Gerhard Richters Zwei Doppelspiegel für ein Pendel in der Dominikanerkirche von Münster ist eine ästhetische Auseinandersetzung mit dem Phänomen. Nicht nur, dass Richter das Gotteshaus profaniert. Das hatten vor ihm schon einige getan. Vielmehr sieht sich Richter berufen, das metaphysische Werk von Priestern und Philosophen fortzusetzen. Für ihn ist es letztlich die Kunst, die nun an die Stelle von Religion und Weltanschauung tritt. Sie ist das, was am Leben hält, dem Dasein, wenn nicht Sinn, dann wenigstens Trost spendet. Wie aber gelingt das Richter mit seinem über eine 350 Millionen Jahre alte Grauwacke-Sandsteinplatte schwingendem Pendel, das sich an der Wand spiegelt? Die Gesamtkonstellation bildet ein Triptychon. Der Aufbau ist nicht mehr selbsterklärend, sondern bedarf des Auge des Betrachters als Ort und Entscheider zwischen Fakt und Fiktion, gerade in Zeiten, wo sich die Ich-Identitäten auflösen. Die äußere Welt gibt dem Menschen keinen Halt, die inneren sozial konstruierten Welten in Form von metaphysischen Weltanschauungen und ihren Petrifikationen in Kirche und Politik sind weniger stabil und gewiss, als sie vorgeben. Letztlich sieht der Mensch in diesen Konstrukten nur sich selbst und in seiner Begrenztheit. Richters erzeugt mit seiner Pendel-Installation ein ambiguitätssteigerndes Wahrnehmungserlebnis, nämlich einen ästhetischen und epistemischen Funkenschlag, der nichts erklären und nichts verklären will, aber Raum für Fragen eröffnet.

Und sie bewegt sich doch!

„Eppur si muove!“ – Galileis trotzige Behauptung wurde zu einem der berühmtesten Sätze der modernen Kosmologie. Obwohl der Wissenschaftler diesen Satz wohl nie so geäußert hat, wurde er zum Emblem für die Ablösung des ptolemäischen durch das kopernikanische Weltbild. Und nicht nur das: Er wurde zum Fanal für die Überlegenheit des Wissens über den Glauben. Die Wissenschaft löste sich von den Denkweisen und Vorurteilen der Religion und folgte ihrem eigenen Credo, der rigorosen Suche nach der Wahrheit. Hagners Buch setzt nicht nur dem technikaffinen Journalisten und Bastler Léon Foucault ein Denkmal und holt ihn so aus dem Schatten akademischen Forschens, sondern erzählt en passant Ideen- und Kulturgeschichte vom Feinsten. Dass dies möglich wurde, ist dem Insistieren des Verlegers Walther König zu verdanken, der diese Arbeit anregte und unterstützte.

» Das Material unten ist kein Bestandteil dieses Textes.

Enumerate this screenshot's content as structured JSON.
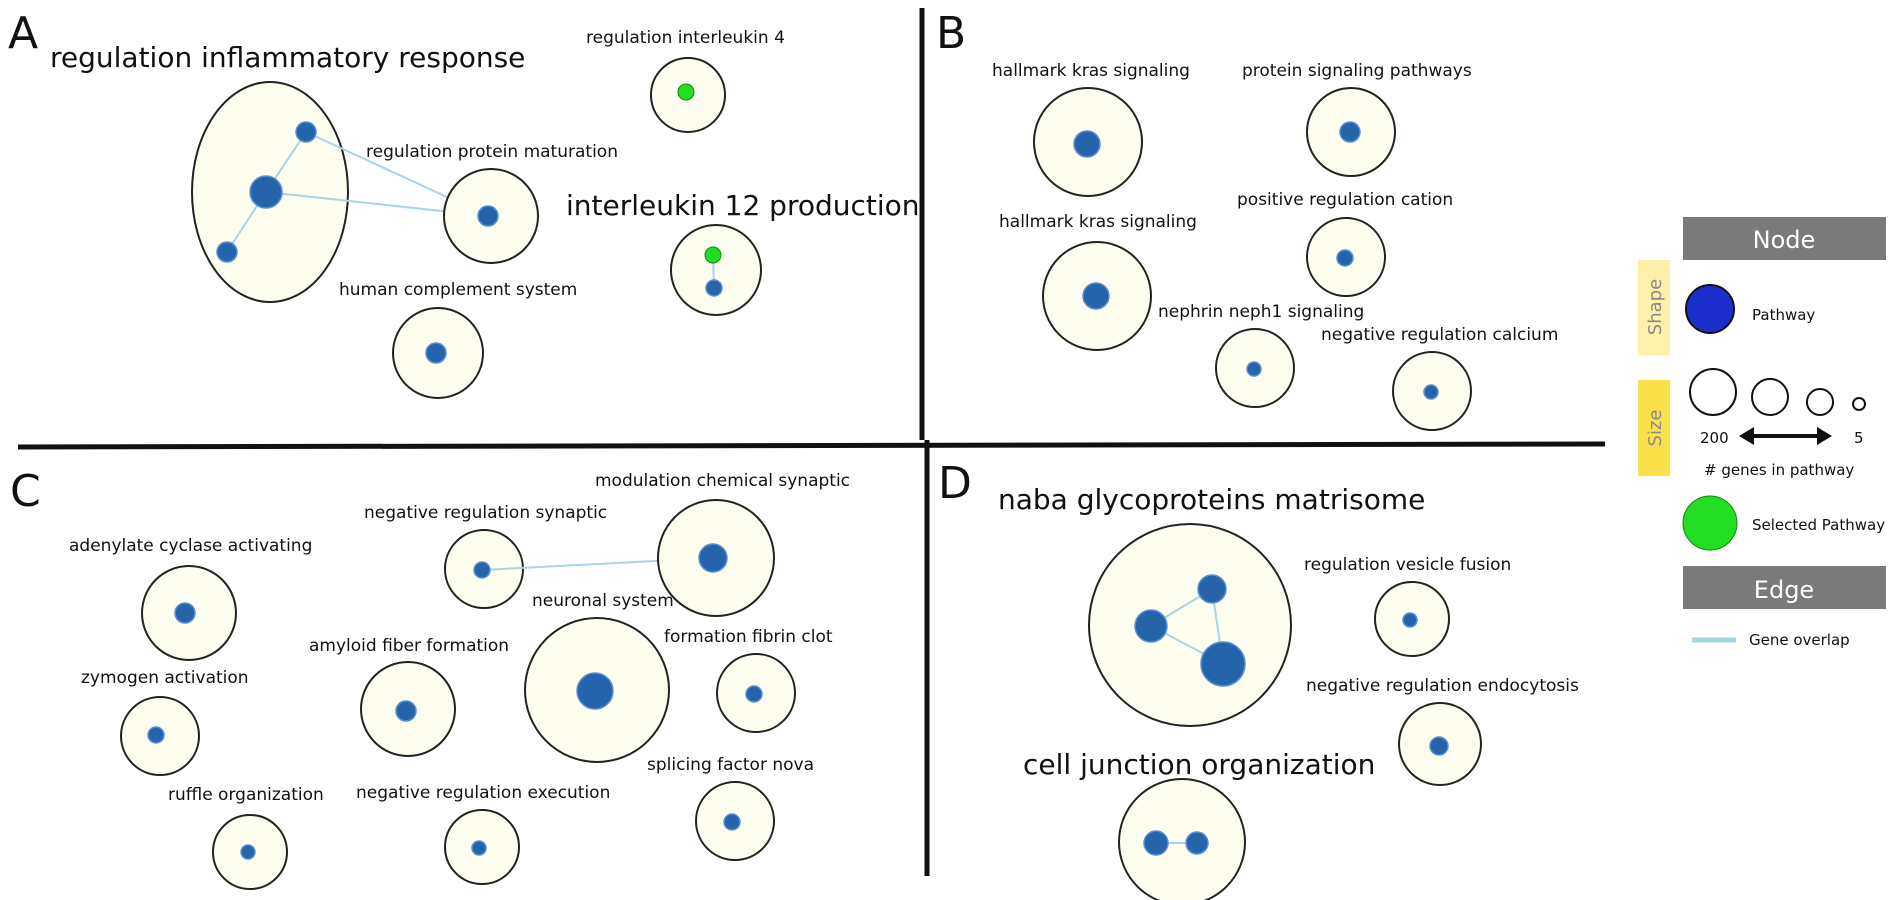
{
  "colors": {
    "cluster_fill": "#fdfdf0",
    "cluster_stroke": "#222222",
    "node": "#2563ab",
    "selected": "#22dd22",
    "edge": "#a9d4e6",
    "legend_header": "#7a7a7a",
    "legend_shape_tab": "#fdf0a8",
    "legend_size_tab": "#fbe04b",
    "legend_pathway": "#1c2fcc"
  },
  "panels": {
    "A": {
      "letter": "A",
      "clusters": [
        {
          "label": "regulation inflammatory response",
          "big": true
        },
        {
          "label": "regulation protein maturation"
        },
        {
          "label": "human complement system"
        },
        {
          "label": "regulation interleukin 4"
        },
        {
          "label": "interleukin 12 production",
          "big": true
        }
      ]
    },
    "B": {
      "letter": "B",
      "clusters": [
        {
          "label": "hallmark kras signaling"
        },
        {
          "label": "hallmark kras signaling"
        },
        {
          "label": "protein signaling pathways"
        },
        {
          "label": "positive regulation cation"
        },
        {
          "label": "nephrin neph1 signaling"
        },
        {
          "label": "negative regulation calcium"
        }
      ]
    },
    "C": {
      "letter": "C",
      "clusters": [
        {
          "label": "adenylate cyclase activating"
        },
        {
          "label": "zymogen activation"
        },
        {
          "label": "ruffle organization"
        },
        {
          "label": "negative regulation synaptic"
        },
        {
          "label": "modulation chemical synaptic"
        },
        {
          "label": "amyloid fiber formation"
        },
        {
          "label": "neuronal system"
        },
        {
          "label": "formation fibrin clot"
        },
        {
          "label": "negative regulation execution"
        },
        {
          "label": "splicing factor nova"
        }
      ]
    },
    "D": {
      "letter": "D",
      "clusters": [
        {
          "label": "naba glycoproteins matrisome",
          "big": true
        },
        {
          "label": "regulation vesicle fusion"
        },
        {
          "label": "negative regulation endocytosis"
        },
        {
          "label": "cell junction organization",
          "big": true
        }
      ]
    }
  },
  "legend": {
    "node_header": "Node",
    "shape_tab": "Shape",
    "pathway_label": "Pathway",
    "size_tab": "Size",
    "size_max": "200",
    "size_min": "5",
    "size_caption": "# genes in pathway",
    "selected_label": "Selected Pathway",
    "edge_header": "Edge",
    "edge_label": "Gene overlap"
  }
}
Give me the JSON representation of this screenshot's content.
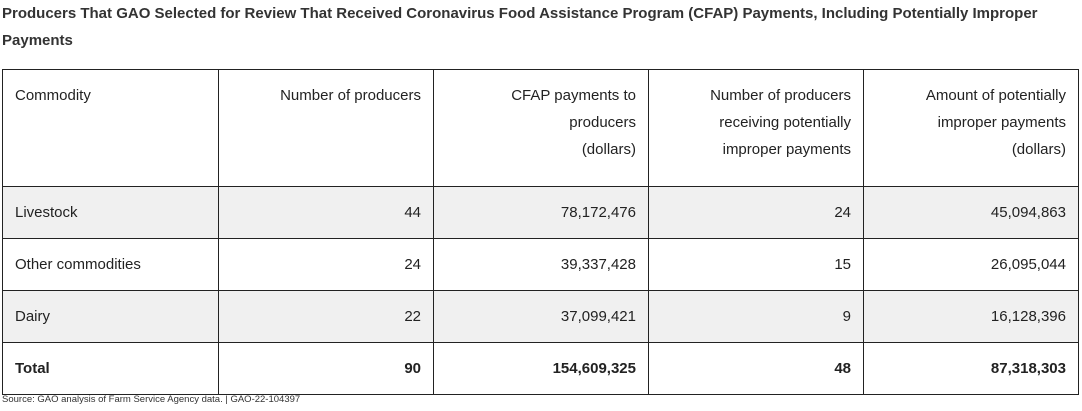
{
  "header": {
    "title": "Producers That GAO Selected for Review That Received Coronavirus Food Assistance Program (CFAP) Payments, Including Potentially Improper Payments"
  },
  "table": {
    "columns": [
      [
        "Commodity"
      ],
      [
        "Number of producers"
      ],
      [
        "CFAP payments to",
        "producers",
        "(dollars)"
      ],
      [
        "Number of producers",
        "receiving potentially",
        "improper payments"
      ],
      [
        "Amount of potentially",
        "improper payments",
        "(dollars)"
      ]
    ],
    "rows": [
      [
        "Livestock",
        "44",
        "78,172,476",
        "24",
        "45,094,863"
      ],
      [
        "Other commodities",
        "24",
        "39,337,428",
        "15",
        "26,095,044"
      ],
      [
        "Dairy",
        "22",
        "37,099,421",
        "9",
        "16,128,396"
      ]
    ],
    "total": [
      "Total",
      "90",
      "154,609,325",
      "48",
      "87,318,303"
    ]
  },
  "footer": {
    "source": "Source: GAO analysis of Farm Service Agency data. | GAO-22-104397"
  }
}
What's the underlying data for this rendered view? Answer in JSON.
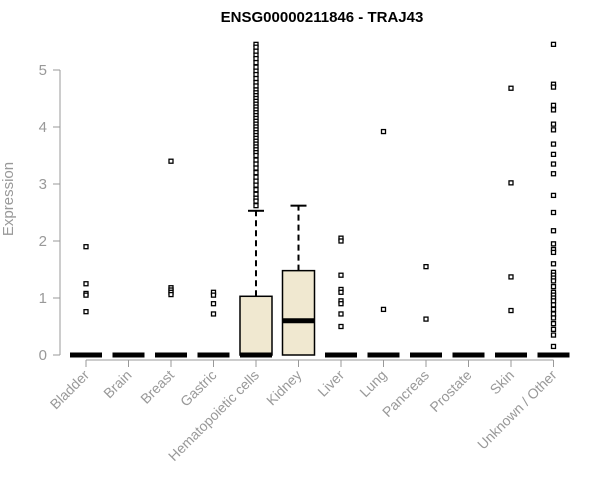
{
  "chart_data": {
    "type": "box",
    "title": "ENSG00000211846 - TRAJ43",
    "xlabel": "",
    "ylabel": "Expression",
    "ylim": [
      0,
      5.5
    ],
    "yticks": [
      0,
      1,
      2,
      3,
      4,
      5
    ],
    "grid": false,
    "legend": "none",
    "box_fill": "#f0e8d0",
    "categories": [
      "Bladder",
      "Brain",
      "Breast",
      "Gastric",
      "Hematopoietic cells",
      "Kidney",
      "Liver",
      "Lung",
      "Pancreas",
      "Prostate",
      "Skin",
      "Unknown / Other"
    ],
    "boxes": [
      {
        "category": "Bladder",
        "min": 0,
        "q1": 0,
        "median": 0,
        "q3": 0,
        "max": 0,
        "outliers": [
          1.9,
          1.25,
          1.08,
          1.05,
          0.76
        ]
      },
      {
        "category": "Brain",
        "min": 0,
        "q1": 0,
        "median": 0,
        "q3": 0,
        "max": 0,
        "outliers": []
      },
      {
        "category": "Breast",
        "min": 0,
        "q1": 0,
        "median": 0,
        "q3": 0,
        "max": 0,
        "outliers": [
          3.4,
          1.18,
          1.14,
          1.1,
          1.06
        ]
      },
      {
        "category": "Gastric",
        "min": 0,
        "q1": 0,
        "median": 0,
        "q3": 0,
        "max": 0,
        "outliers": [
          1.1,
          1.05,
          0.9,
          0.72
        ]
      },
      {
        "category": "Hematopoietic cells",
        "min": 0,
        "q1": 0,
        "median": 0,
        "q3": 1.03,
        "max": 2.53,
        "outliers": [
          5.45,
          5.4,
          5.33,
          5.26,
          5.2,
          5.13,
          5.05,
          4.98,
          4.92,
          4.85,
          4.78,
          4.72,
          4.65,
          4.6,
          4.55,
          4.5,
          4.45,
          4.4,
          4.35,
          4.3,
          4.25,
          4.2,
          4.15,
          4.1,
          4.05,
          4.0,
          3.95,
          3.9,
          3.85,
          3.8,
          3.75,
          3.7,
          3.65,
          3.6,
          3.55,
          3.5,
          3.42,
          3.35,
          3.28,
          3.2,
          3.12,
          3.05,
          2.98,
          2.9,
          2.82,
          2.75,
          2.7,
          2.62
        ]
      },
      {
        "category": "Kidney",
        "min": 0,
        "q1": 0,
        "median": 0.6,
        "q3": 1.48,
        "max": 2.62,
        "outliers": []
      },
      {
        "category": "Liver",
        "min": 0,
        "q1": 0,
        "median": 0,
        "q3": 0,
        "max": 0,
        "outliers": [
          2.05,
          2.0,
          1.4,
          1.15,
          1.1,
          0.95,
          0.9,
          0.72,
          0.5
        ]
      },
      {
        "category": "Lung",
        "min": 0,
        "q1": 0,
        "median": 0,
        "q3": 0,
        "max": 0,
        "outliers": [
          3.92,
          0.8
        ]
      },
      {
        "category": "Pancreas",
        "min": 0,
        "q1": 0,
        "median": 0,
        "q3": 0,
        "max": 0,
        "outliers": [
          1.55,
          0.63
        ]
      },
      {
        "category": "Prostate",
        "min": 0,
        "q1": 0,
        "median": 0,
        "q3": 0,
        "max": 0,
        "outliers": []
      },
      {
        "category": "Skin",
        "min": 0,
        "q1": 0,
        "median": 0,
        "q3": 0,
        "max": 0,
        "outliers": [
          4.68,
          3.02,
          1.37,
          0.78
        ]
      },
      {
        "category": "Unknown / Other",
        "min": 0,
        "q1": 0,
        "median": 0,
        "q3": 0,
        "max": 0,
        "outliers": [
          5.45,
          4.75,
          4.7,
          4.38,
          4.3,
          4.05,
          3.95,
          3.7,
          3.52,
          3.35,
          3.18,
          2.8,
          2.5,
          2.18,
          1.95,
          1.85,
          1.8,
          1.6,
          1.45,
          1.4,
          1.35,
          1.3,
          1.2,
          1.1,
          1.05,
          1.0,
          0.95,
          0.88,
          0.8,
          0.72,
          0.65,
          0.55,
          0.45,
          0.35,
          0.15
        ]
      }
    ]
  }
}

1851 konnte der Physiker Léon Foucault mit einem Pendel die Erdrotation nachweisen. Um diese Zeit musste keiner mehr vom kopernikanischen Weltbild überzeugt werden. Dennoch gilt das Experiment als eines der berühmtesten in der Geschichte der Wissenschaften. Michael Hagner, mehrfach prämierter Wissenschaftsforscher in Zürich, gelingt mit seinem Buch ein Mehrfaches: 1. eine faktenbasierte Geschichte bestimmter Kultur- und Medientechniken, 2. das Herstellen eines tieferen Verständnisses von der legendären kopernikanischen Wende und 3. ein ins Lichtrücken derjenigen Protagonisten in der Wissenschaftsgeschichte, die sonst von der Grellheit akademischer Eitelkeit überstrahlt werden. Léon Foucault war so einer.

Michael Hagner: Foucaults Pendel und wir. Anlässlich einer Installation von Gerhard Richter.